Using AI in Medicine: the Slow AI Guidelines

The Slow AI Decalogue, developed by a working group led by Zadig, which initiated the project, together with Slow Medicine, aims to provide a guiding framework for both the public and healthcare professionals, helping to prevent the inappropriate use of artificial intelligence in medicine.

7 Jul. 2026

by Natalia Milazzo
News
AI
Health
Science
 

A strange pain, an insect bite, a question about food… what do you do? Ask an AI. For many people, it’s now an automatic reflex.

Generative artificial intelligence tools such as ChatGPT, Claude, and Gemini are increasingly being used by the public as sources of health information.

This is why Slow AI, a project by Slow Medicine ETS, was created: to provide guidance that helps both the public and healthcare professionals use AI appropriately when seeking or providing health information, while discouraging its inappropriate use.

The project was carried out by a multidisciplinary group of experts from Zadig, the Italian Society for Artificial Intelligence in Medicine (SIIAM), the Italian Study Group for Diabetes Education (GISED), the Mario Negri Institute for Pharmacological Research, the University of Foggia, the Turin Medical Association (OMCeO), and Slow Medicine.

The project consisted of three complementary studies. These assessed the ability of generative AI systems to provide information consistent with clinical guidelines, to answer health-related questions asked by members of the public, and to explore how AI is currently being used for medical topics.

The findings generated a substantial body of evidence that made it possible to reflect on both the risks and the opportunities of AI in healthcare, and to identify what a “measured, respectful and fair” use of artificial intelligence, echoing Slow Medicine’s guiding principles, should look like when responding to citizens’ health questions.
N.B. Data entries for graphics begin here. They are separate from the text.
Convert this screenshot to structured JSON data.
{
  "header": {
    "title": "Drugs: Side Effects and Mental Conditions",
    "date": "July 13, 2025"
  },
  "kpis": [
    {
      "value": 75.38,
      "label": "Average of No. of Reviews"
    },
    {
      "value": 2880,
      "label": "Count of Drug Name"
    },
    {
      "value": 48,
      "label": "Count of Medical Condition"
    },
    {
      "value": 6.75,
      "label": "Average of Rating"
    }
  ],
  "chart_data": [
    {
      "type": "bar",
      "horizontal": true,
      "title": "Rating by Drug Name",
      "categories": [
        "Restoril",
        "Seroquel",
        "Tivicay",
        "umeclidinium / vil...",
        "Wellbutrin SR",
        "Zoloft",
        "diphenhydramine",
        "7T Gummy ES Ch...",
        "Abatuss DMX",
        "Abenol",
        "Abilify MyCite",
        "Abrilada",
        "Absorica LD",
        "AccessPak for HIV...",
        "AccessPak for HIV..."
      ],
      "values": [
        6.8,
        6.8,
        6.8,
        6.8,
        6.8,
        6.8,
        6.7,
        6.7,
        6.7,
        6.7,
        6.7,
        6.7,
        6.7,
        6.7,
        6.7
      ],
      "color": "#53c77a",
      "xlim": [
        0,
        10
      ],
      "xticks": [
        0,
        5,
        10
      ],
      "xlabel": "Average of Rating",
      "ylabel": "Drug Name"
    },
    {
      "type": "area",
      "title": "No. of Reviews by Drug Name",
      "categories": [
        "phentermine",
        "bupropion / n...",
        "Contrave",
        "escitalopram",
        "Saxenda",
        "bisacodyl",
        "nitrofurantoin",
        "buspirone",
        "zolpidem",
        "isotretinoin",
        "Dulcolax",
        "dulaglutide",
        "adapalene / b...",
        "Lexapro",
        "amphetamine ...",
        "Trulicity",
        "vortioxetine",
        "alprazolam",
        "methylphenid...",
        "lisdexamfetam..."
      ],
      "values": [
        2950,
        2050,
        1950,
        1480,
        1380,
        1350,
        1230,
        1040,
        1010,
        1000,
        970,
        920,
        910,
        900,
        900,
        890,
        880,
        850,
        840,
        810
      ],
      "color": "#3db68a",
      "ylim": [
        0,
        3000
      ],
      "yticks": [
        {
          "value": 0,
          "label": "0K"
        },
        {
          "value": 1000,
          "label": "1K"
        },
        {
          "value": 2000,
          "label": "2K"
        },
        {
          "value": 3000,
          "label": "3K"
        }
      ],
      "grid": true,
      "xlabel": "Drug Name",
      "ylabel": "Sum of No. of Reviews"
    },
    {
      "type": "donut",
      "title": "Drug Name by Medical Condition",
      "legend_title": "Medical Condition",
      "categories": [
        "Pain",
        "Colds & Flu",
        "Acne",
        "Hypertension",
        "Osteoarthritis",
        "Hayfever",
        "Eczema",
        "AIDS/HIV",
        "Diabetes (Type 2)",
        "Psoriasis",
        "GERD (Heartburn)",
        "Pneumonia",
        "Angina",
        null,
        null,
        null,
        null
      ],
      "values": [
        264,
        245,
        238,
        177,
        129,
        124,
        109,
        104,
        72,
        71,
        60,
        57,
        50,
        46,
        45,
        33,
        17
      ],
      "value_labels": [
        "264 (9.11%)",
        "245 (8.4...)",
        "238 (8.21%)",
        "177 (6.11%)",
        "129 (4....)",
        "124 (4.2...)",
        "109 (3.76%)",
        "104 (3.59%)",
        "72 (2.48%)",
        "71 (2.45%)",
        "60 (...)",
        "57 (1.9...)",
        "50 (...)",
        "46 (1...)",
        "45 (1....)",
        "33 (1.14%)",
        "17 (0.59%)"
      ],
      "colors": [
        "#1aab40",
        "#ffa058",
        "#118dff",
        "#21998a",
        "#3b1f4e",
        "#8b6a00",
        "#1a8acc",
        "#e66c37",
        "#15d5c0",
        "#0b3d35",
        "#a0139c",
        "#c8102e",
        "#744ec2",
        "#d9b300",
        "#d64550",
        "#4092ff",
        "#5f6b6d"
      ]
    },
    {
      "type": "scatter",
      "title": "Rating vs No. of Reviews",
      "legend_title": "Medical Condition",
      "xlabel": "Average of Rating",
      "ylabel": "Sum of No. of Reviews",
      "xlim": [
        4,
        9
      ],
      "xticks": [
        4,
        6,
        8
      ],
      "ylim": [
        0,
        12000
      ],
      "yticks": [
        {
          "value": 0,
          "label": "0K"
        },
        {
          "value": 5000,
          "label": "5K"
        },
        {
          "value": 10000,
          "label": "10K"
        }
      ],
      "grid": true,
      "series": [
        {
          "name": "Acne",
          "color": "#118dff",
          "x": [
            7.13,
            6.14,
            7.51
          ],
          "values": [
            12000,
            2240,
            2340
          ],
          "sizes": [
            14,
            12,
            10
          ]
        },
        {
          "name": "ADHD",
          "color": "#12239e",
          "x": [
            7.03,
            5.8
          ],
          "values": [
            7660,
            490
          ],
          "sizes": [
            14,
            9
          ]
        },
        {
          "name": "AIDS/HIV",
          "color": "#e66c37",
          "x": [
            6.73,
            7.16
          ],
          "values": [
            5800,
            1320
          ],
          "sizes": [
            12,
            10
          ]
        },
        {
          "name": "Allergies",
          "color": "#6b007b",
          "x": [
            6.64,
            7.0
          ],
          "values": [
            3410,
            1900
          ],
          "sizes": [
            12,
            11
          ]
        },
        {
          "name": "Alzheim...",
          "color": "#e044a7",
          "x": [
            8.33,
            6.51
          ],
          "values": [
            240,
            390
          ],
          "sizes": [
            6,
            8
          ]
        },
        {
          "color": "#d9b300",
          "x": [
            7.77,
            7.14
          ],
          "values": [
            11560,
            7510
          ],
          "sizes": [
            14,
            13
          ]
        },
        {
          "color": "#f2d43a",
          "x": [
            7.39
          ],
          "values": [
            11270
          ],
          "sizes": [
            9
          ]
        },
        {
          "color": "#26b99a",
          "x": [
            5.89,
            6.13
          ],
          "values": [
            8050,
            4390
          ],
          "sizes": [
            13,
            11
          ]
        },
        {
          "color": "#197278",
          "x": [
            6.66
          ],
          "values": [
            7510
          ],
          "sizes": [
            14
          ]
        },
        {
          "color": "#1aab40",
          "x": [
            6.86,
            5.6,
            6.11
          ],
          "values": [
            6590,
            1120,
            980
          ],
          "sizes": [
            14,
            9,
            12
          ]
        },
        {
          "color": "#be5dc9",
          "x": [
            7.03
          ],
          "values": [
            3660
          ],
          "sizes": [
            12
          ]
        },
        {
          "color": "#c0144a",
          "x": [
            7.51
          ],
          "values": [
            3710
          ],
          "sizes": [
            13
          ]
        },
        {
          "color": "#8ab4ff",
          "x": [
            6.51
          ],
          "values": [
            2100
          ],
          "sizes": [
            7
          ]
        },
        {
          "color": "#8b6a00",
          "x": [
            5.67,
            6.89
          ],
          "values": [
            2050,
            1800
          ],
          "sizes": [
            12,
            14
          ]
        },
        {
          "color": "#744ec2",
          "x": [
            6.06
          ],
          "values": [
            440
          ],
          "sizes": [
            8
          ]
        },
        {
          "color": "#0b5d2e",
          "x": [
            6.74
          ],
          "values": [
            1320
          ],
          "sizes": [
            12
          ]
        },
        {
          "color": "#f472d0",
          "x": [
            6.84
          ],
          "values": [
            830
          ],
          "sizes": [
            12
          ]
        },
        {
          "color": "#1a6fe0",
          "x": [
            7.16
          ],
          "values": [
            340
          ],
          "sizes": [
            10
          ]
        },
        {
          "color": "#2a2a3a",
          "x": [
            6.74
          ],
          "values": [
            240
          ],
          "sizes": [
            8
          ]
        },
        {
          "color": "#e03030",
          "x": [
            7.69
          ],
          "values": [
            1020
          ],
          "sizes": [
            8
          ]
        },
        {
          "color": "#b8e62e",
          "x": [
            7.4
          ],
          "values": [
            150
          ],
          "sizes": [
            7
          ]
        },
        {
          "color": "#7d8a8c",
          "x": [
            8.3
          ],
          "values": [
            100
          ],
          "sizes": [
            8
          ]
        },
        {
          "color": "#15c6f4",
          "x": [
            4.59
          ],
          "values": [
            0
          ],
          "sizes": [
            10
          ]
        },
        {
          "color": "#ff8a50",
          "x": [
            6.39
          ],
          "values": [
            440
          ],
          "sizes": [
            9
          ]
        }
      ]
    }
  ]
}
This work ultimately led to the development of the Slow AI Decalogue: ten practical recommendations to promote the informed and responsible use of generative AI.

Slow AI Decalogue

  1. When asked health-related questions, generative AI systems often produce highly convincing answers. Their responses appear authoritative, reliable, and appropriate, but this appearance of accuracy can be misleading.
  2. Generative AI systems do not rely on clinical reasoning or medical understanding. Instead, they generate responses by statistically predicting the most likely sequence of words. They do not understand the meaning of what they produce, have no direct access to scientific evidence, and cannot assess what is clinically appropriate for an individual patient.
  3. Compared with physicians’ answers, responses generated by AI generally provide information that is understandable, applicable to most patients, and up to date. However, they are not free from errors and may sometimes convey misleading messages about diagnosis or treatment.
  4. When compared with evidence-based clinical guidelines, AI-generated answers are generally of good quality and reasonably comprehensive. Nevertheless, they are sometimes inaccurate, incomplete, or not fully aligned with current recommendations: particularly they can be outdated. For this reason, it is essential that healthcare professionals actively contribute to the development, validation, and oversight of these systems to ensure that their outputs remain consistent with the best available scientific evidence.
  5. Generative AI systems may also produce so-called “hallucinations”: responses that sound plausible or even convincing but are not supported by scientific evidence.
  6. AI-generated text is written in excellent Italian, making it difficult for readers to distinguish between content produced by AI and content written by humans.
  7. Providing personal health information to a generative AI system in the hope of obtaining a diagnosis carries significant risks. Besides the possibility of receiving an incorrect diagnosis, which may either cause unnecessary anxiety or provide false reassurance, delaying appropriate medical care, it also raises important concerns about the privacy and security of sensitive health data.
  8. Asking AI to recommend the best treatment for a medical condition may result in advice that appears technically flawless, but is clinically inappropriate. AI cannot take into account the full complexity of an individual’s medical history, current health status neither physical examination findings, thereby offering standard “advice”, which might be suitable in an ideal situation, but which is not appropriate to the specific case.
  9. Asking AI to interpret medical test results is equally problematic. Laboratory values and diagnostic imaging can only be interpreted within the context of the patient’s complete clinical picture. Moreover, if the information provided to the AI is incomplete or of poor quality, for example, an unclear CT scan image, the resulting interpretation may be entirely incorrect.
  10. Taken together, these findings call for caution and healthy scepticism. Since the basis on which generative AI produces its answers remains largely opaque, its responses should not be relied upon for personal medical decision-making. AI can be useful when used to ask general, non-personal questions, for example, to learn about a particular disease (a measured use), while avoiding the sharing of personal health information (a respectful approach that protects privacy and ethical principles) and users should always critically evaluate AI-generated information (a fair use); that means that it is necessary to consult healthcare professionals to interpret AI responses and confirm any medical information before acting on it.

Further information is available on the websites of Zadig and Slow Medicine.